A married father of four grown children, Dr. Fogarty said that balancing family with clinical work and the development of medical inventions early in his career was difficult. “If you take on that kind of challenge, you have to spend a lot of time,” he said. “Retrospectively, I regret the fact that I didn't spend more time with the family. When you're so dedicated and focused on what you're doing and you love to do it, sometimes you put the family in second place. I am regretful that I did that, but things turned out fine. My kids are doing well.”
Inspired by Mentors
Dr. Robert A. Levine found inspiration to pursue work in medical inventions from a pair of mentors. One was Dr.

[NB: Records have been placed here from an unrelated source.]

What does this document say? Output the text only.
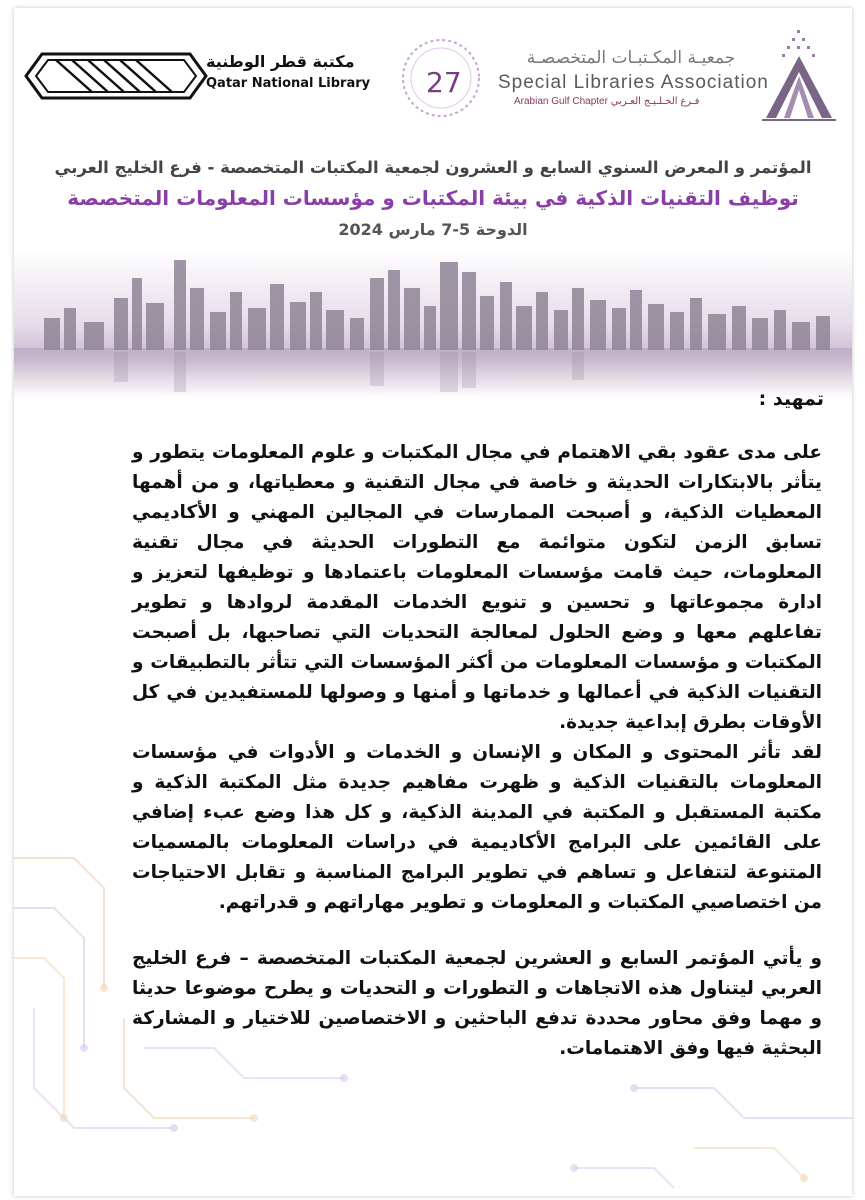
مكتبة قطر الوطنية
Qatar National Library 27
جمعيـة المكـتبـات المتخصصـة
Special Libraries Association
Arabian Gulf Chapter فـرع الخـلـيـج العـربي
المؤتمر و المعرض السنوي السابع و العشرون لجمعية المكتبات المتخصصة - فرع الخليج العربي
توظيف التقنيات الذكية في بيئة المكتبات و مؤسسات المعلومات المتخصصة
الدوحة 5-7 مارس 2024
تمهيد :

على مدى عقود بقي الاهتمام في مجال المكتبات و علوم المعلومات يتطور و يتأثر بالابتكارات الحديثة و خاصة في مجال التقنية و معطياتها، و من أهمها المعطيات الذكية، و أصبحت الممارسات في المجالين المهني و الأكاديمي تسابق الزمن لتكون متوائمة مع التطورات الحديثة في مجال تقنية المعلومات، حيث قامت مؤسسات المعلومات باعتمادها و توظيفها لتعزيز و ادارة مجموعاتها و تحسين و تنويع الخدمات المقدمة لروادها و تطوير تفاعلهم معها و وضع الحلول لمعالجة التحديات التي تصاحبها، بل أصبحت المكتبات و مؤسسات المعلومات من أكثر المؤسسات التي تتأثر بالتطبيقات و التقنيات الذكية في أعمالها و خدماتها و أمنها و وصولها للمستفيدين في كل الأوقات بطرق إبداعية جديدة.

لقد تأثر المحتوى و المكان و الإنسان و الخدمات و الأدوات في مؤسسات المعلومات بالتقنيات الذكية و ظهرت مفاهيم جديدة مثل المكتبة الذكية و مكتبة المستقبل و المكتبة في المدينة الذكية، و كل هذا وضع عبء إضافي على القائمين على البرامج الأكاديمية في دراسات المعلومات بالمسميات المتنوعة لتتفاعل و تساهم في تطوير البرامج المناسبة و تقابل الاحتياجات من اختصاصيي المكتبات و المعلومات و تطوير مهاراتهم و قدراتهم.

و يأتي المؤتمر السابع و العشرين لجمعية المكتبات المتخصصة – فرع الخليج العربي ليتناول هذه الاتجاهات و التطورات و التحديات و يطرح موضوعا حديثا و مهما وفق محاور محددة تدفع الباحثين و الاختصاصين للاختيار و المشاركة البحثية فيها وفق الاهتمامات.
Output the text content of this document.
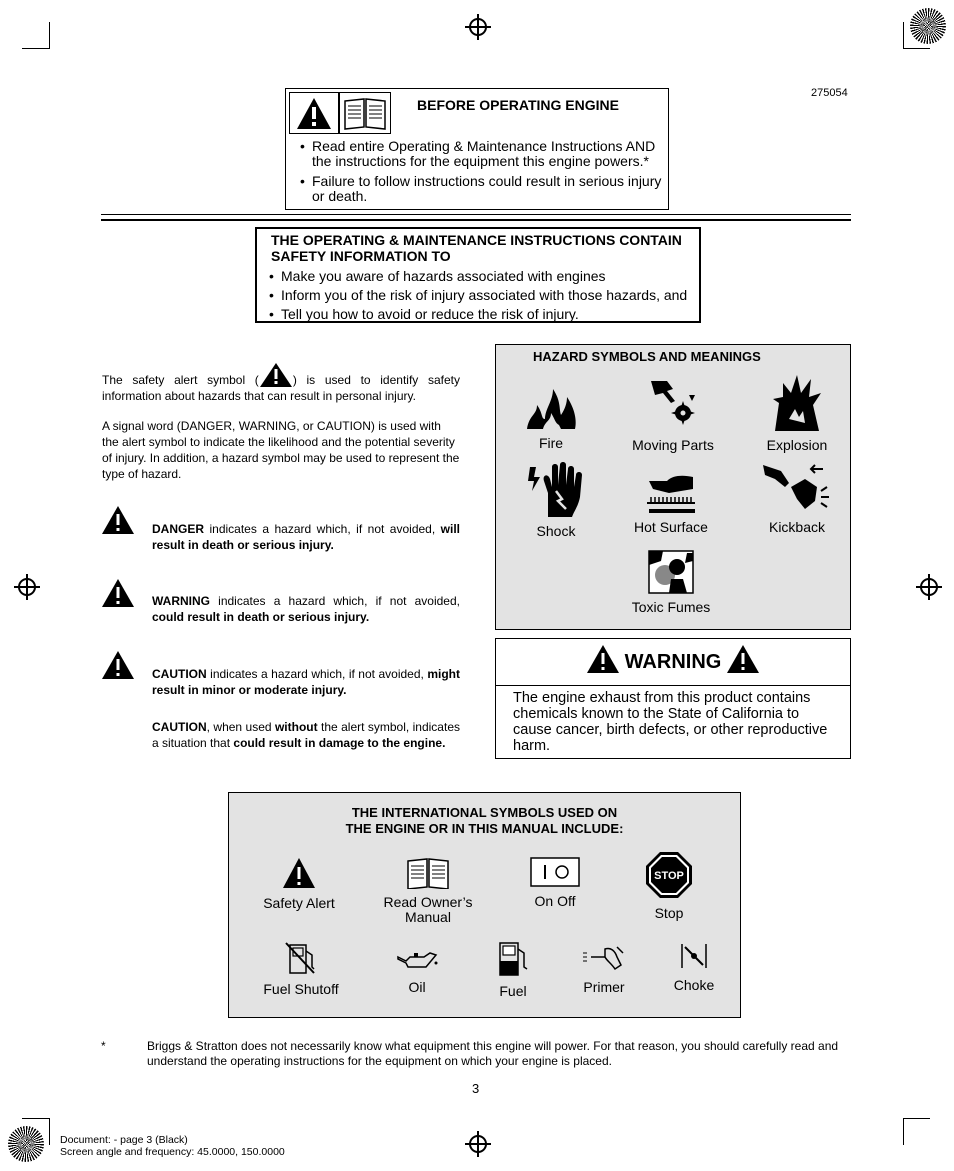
275054
BEFORE OPERATING ENGINE
• Read entire Operating & Maintenance Instructions AND the instructions for the equipment this engine powers.*
• Failure to follow instructions could result in serious injury or death.
THE OPERATING & MAINTENANCE INSTRUCTIONS CONTAIN SAFETY INFORMATION TO
• Make you aware of hazards associated with engines
• Inform you of the risk of injury associated with those hazards, and
• Tell you how to avoid or reduce the risk of injury.
The safety alert symbol (	) is used to identify safety information about hazards that can result in personal injury.
A signal word (DANGER, WARNING, or CAUTION) is used with the alert symbol to indicate the likelihood and the potential severity of injury. In addition, a hazard symbol may be used to represent the type of hazard.
DANGER indicates a hazard which, if not avoided, will result in death or serious injury.
WARNING indicates a hazard which, if not avoided, could result in death or serious injury.
CAUTION indicates a hazard which, if not avoided, might result in minor or moderate injury.
CAUTION, when used without the alert symbol, indicates a situation that could result in damage to the engine.
HAZARD SYMBOLS AND MEANINGS
Fire	Moving Parts	Explosion
Shock	Hot Surface	Kickback
Toxic Fumes
WARNING
The engine exhaust from this product contains chemicals known to the State of California to cause cancer, birth defects, or other reproductive harm.
THE INTERNATIONAL SYMBOLS USED ON
THE ENGINE OR IN THIS MANUAL INCLUDE:
Safety Alert	Read Owner’s Manual
On Off
STOP
Stop
Fuel Shutoff	Oil	Fuel	Primer	Choke
*	Briggs & Stratton does not necessarily know what equipment this engine will power. For that reason, you should carefully read and understand the operating instructions for the equipment on which your engine is placed.
3
Document: - page 3 (Black)
Screen angle and frequency: 45.0000, 150.0000
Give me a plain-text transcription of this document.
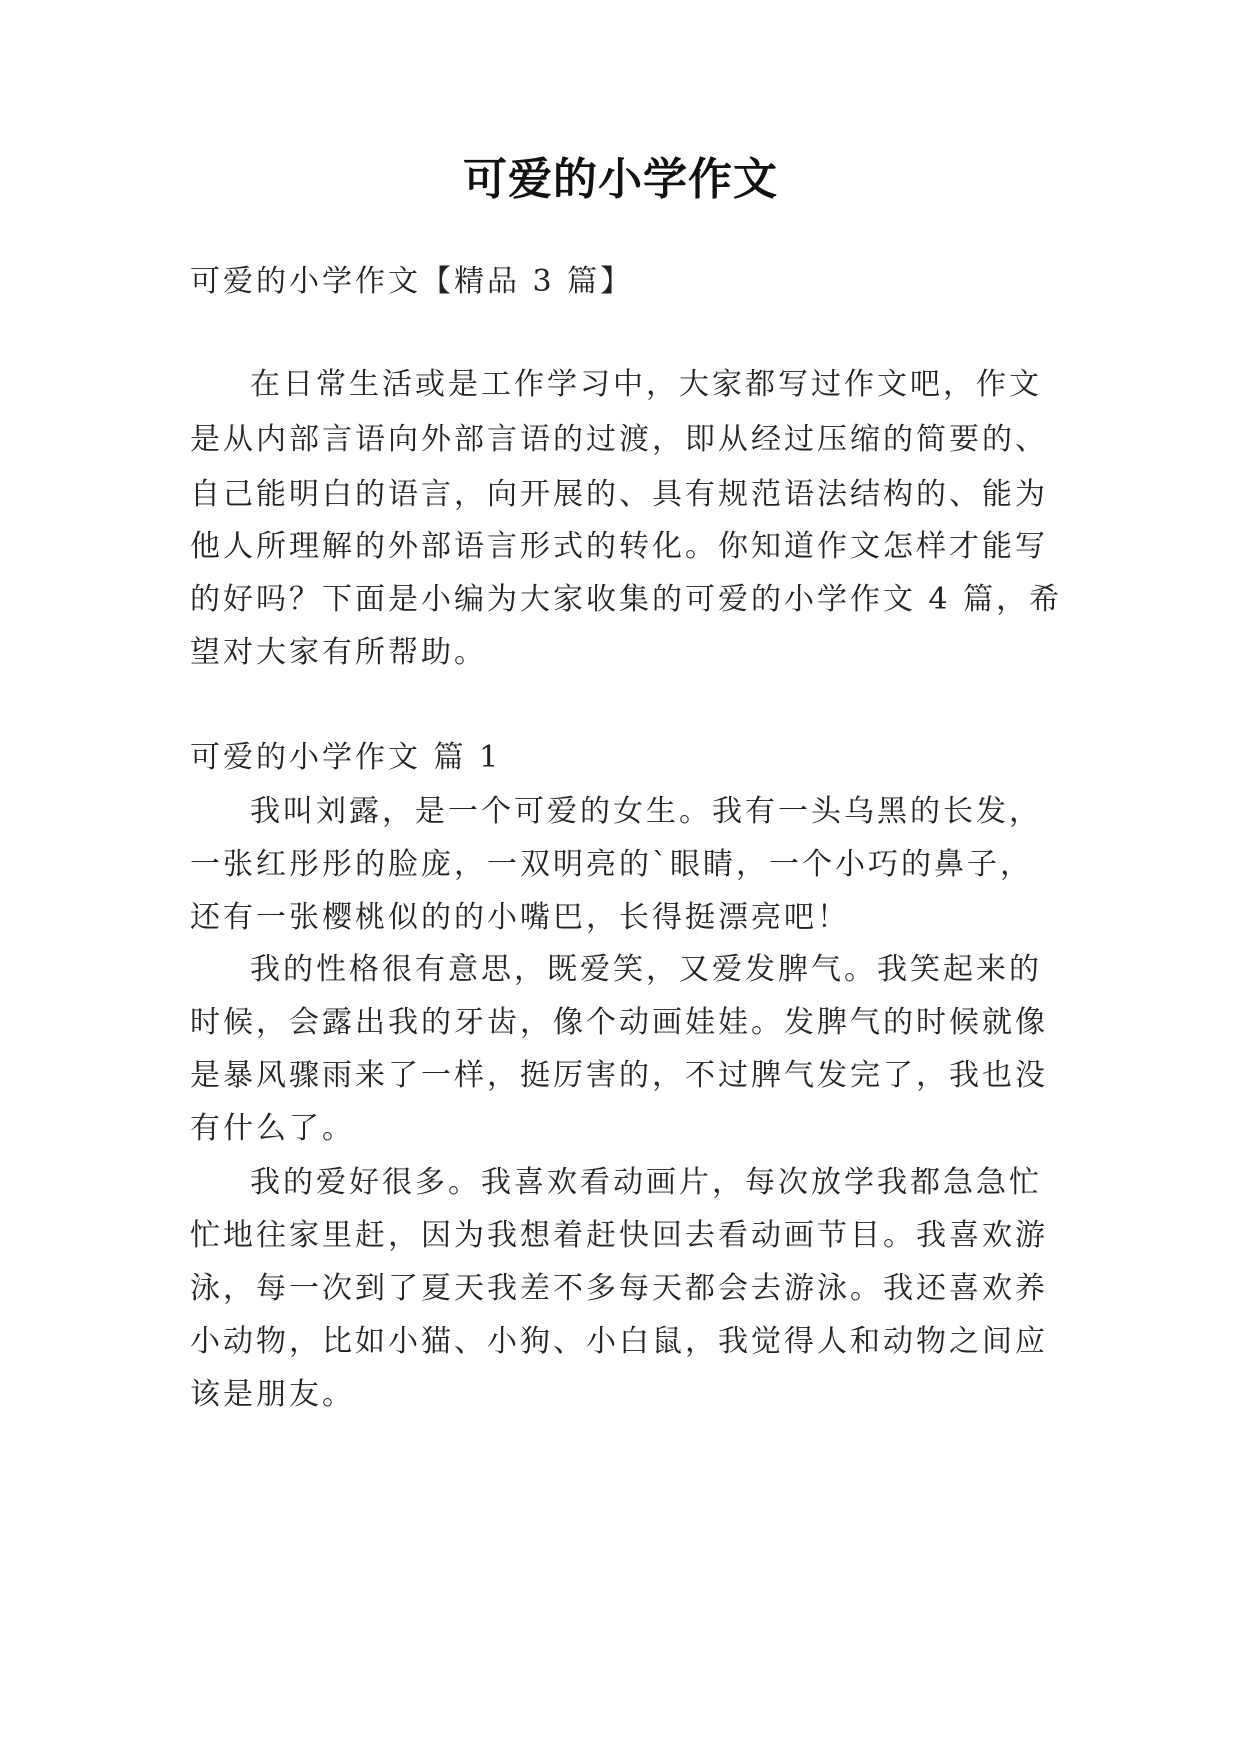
可爱的小学作文

可爱的小学作文【精品 3 篇】

在日常生活或是工作学习中，大家都写过作文吧，作文

是从内部言语向外部言语的过渡，即从经过压缩的简要的、

自己能明白的语言，向开展的、具有规范语法结构的、能为

他人所理解的外部语言形式的转化。你知道作文怎样才能写

的好吗？下面是小编为大家收集的可爱的小学作文 4 篇，希

望对大家有所帮助。

可爱的小学作文 篇 1

我叫刘露，是一个可爱的女生。我有一头乌黑的长发，

一张红彤彤的脸庞，一双明亮的`眼睛，一个小巧的鼻子，

还有一张樱桃似的的小嘴巴，长得挺漂亮吧！

我的性格很有意思，既爱笑，又爱发脾气。我笑起来的

时候，会露出我的牙齿，像个动画娃娃。发脾气的时候就像

是暴风骤雨来了一样，挺厉害的，不过脾气发完了，我也没

有什么了。

我的爱好很多。我喜欢看动画片，每次放学我都急急忙

忙地往家里赶，因为我想着赶快回去看动画节目。我喜欢游

泳，每一次到了夏天我差不多每天都会去游泳。我还喜欢养

小动物，比如小猫、小狗、小白鼠，我觉得人和动物之间应

该是朋友。
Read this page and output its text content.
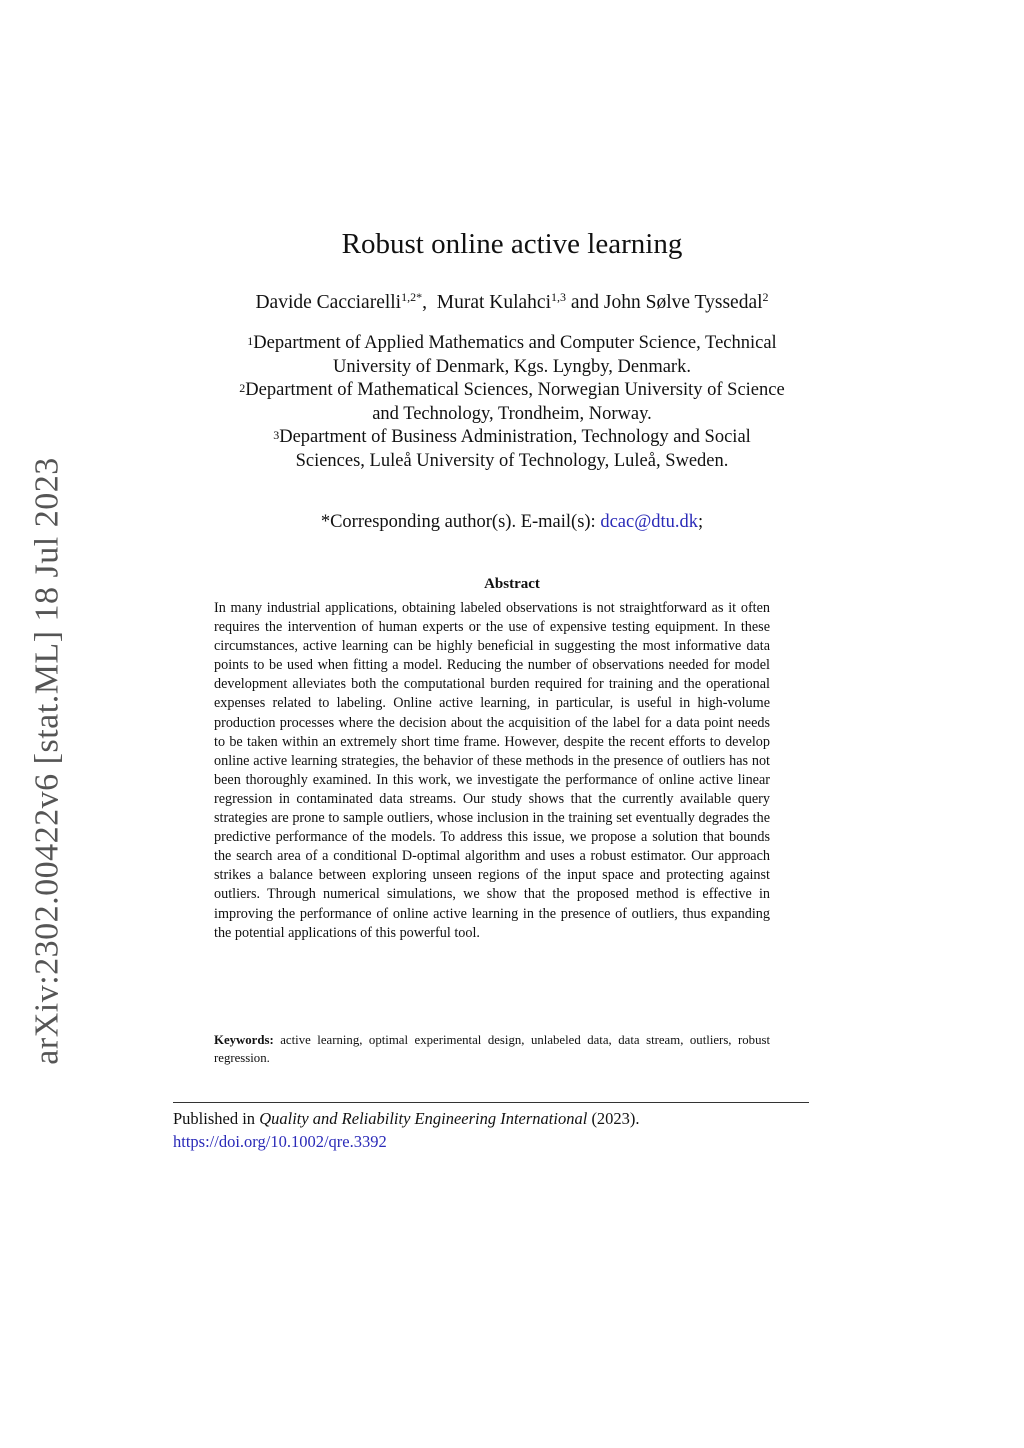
arXiv:2302.00422v6 [stat.ML] 18 Jul 2023
Robust online active learning
Davide Cacciarelli$^{1,2*}$,  Murat Kulahci$^{1,3}$ and John Sølve Tyssedal$^2$
$^1$Department of Applied Mathematics and Computer Science, Technical
University of Denmark, Kgs. Lyngby, Denmark.
$^2$Department of Mathematical Sciences, Norwegian University of Science
and Technology, Trondheim, Norway.
$^3$Department of Business Administration, Technology and Social
Sciences, Luleå University of Technology, Luleå, Sweden.
*Corresponding author(s). E-mail(s): dcac@dtu.dk;
Abstract
In many industrial applications, obtaining labeled observations is not straightforward as it often requires the intervention of human experts or the use of expensive testing equipment. In these circumstances, active learning can be highly beneficial in suggesting the most informative data points to be used when fitting a model. Reducing the number of observations needed for model development alleviates both the computational burden required for training and the operational expenses related to labeling. Online active learning, in particular, is useful in high-volume production processes where the decision about the acquisition of the label for a data point needs to be taken within an extremely short time frame. However, despite the recent efforts to develop online active learning strategies, the behavior of these methods in the presence of outliers has not been thoroughly examined. In this work, we investigate the performance of online active linear regression in contaminated data streams. Our study shows that the currently available query strategies are prone to sample outliers, whose inclusion in the training set eventually degrades the predictive performance of the models. To address this issue, we propose a solution that bounds the search area of a conditional D-optimal algorithm and uses a robust estimator. Our approach strikes a balance between exploring unseen regions of the input space and protecting against outliers. Through numerical simulations, we show that the proposed method is effective in improving the performance of online active learning in the presence of outliers, thus expanding the potential applications of this powerful tool.
Keywords: active learning, optimal experimental design, unlabeled data, data stream, outliers, robust regression.
Published in Quality and Reliability Engineering International (2023).
https://doi.org/10.1002/qre.3392
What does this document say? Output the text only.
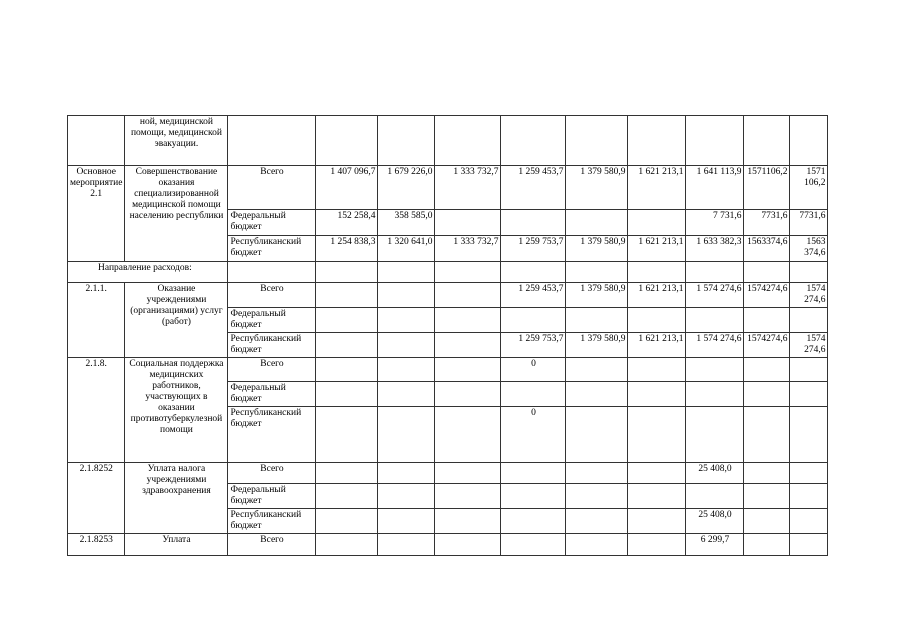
	ной, медицинской помощи, медицинской эвакуации.										
Основное мероприятие 2.1	Совершенствование оказания специализированной медицинской помощи населению республики	Всего	1 407 096,7	1 679 226,0	1 333 732,7	1 259 453,7	1 379 580,9	1 621 213,1	1 641 113,9	1571106,2	1571 106,2
		Федеральный бюджет	152 258,4	358 585,0					7 731,6	7731,6	7731,6
		Республиканский бюджет	1 254 838,3	1 320 641,0	1 333 732,7	1 259 753,7	1 379 580,9	1 621 213,1	1 633 382,3	1563374,6	1563 374,6
Направление расходов:											
2.1.1.	Оказание учреждениями (организациями) услуг (работ)	Всего				1 259 453,7	1 379 580,9	1 621 213,1	1 574 274,6	1574274,6	1574 274,6
		Федеральный бюджет									
		Республиканский бюджет				1 259 753,7	1 379 580,9	1 621 213,1	1 574 274,6	1574274,6	1574 274,6
2.1.8.	Социальная поддержка медицинских работников, участвующих в оказании противотуберкулезной помощи	Всего				0					
		Федеральный бюджет									
		Республиканский бюджет				0					
2.1.8252	Уплата налога учреждениями здравоохранения	Всего							25 408,0		
		Федеральный бюджет									
		Республиканский бюджет							25 408,0		
2.1.8253	Уплата	Всего							6 299,7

Solomon Berson, an internist who in 1968 became the chair of medicine at Mount Sinai Hospital in New York. The other was Rosalyn S. Yalow, Ph.D., a physicist who with Dr. Berson developed the radioimmunoassay. Dr. Yalow was awarded the Nobel Prize in physiology/medicine for this achievement after Dr. Berson's death.
“Dr. Berson inspired me to practice both medicine and science,” said Dr. Levine, an endocrinologist and clinical professor of laboratory medicine at Yale University, New Haven, Conn. “Dr. Yalow inspired me with her determination, intellect, and professionalism.”
In the mid-1970s, Dr. Levine had a busy internal medicine practice 15 miles from New Haven but was frustrated by the time it took to get results from his patients' simple blood tests. “These were patients who came in without appointments [for] a bad cough, possible pneumonia, a stiff neck to rule out meningitis, or a little bit of blood in their stool,” Dr. Levine recalled. “I didn't want to wait 24 hours to get the results back from the laboratory.”
He and Dr. Stephen C. Wardlaw, also a clinical professor of laboratory medicine at Yale, developed an in-office instrument that performs a complete blood count in about 5 minutes. They patented the device and licensed it to Becton Dickinson and Co. when they were in their early 30s. The device, currently known as the QBC Star Centrifugal Hematology System, marked the beginning of an invention partnership that has spanned nearly 3 decades.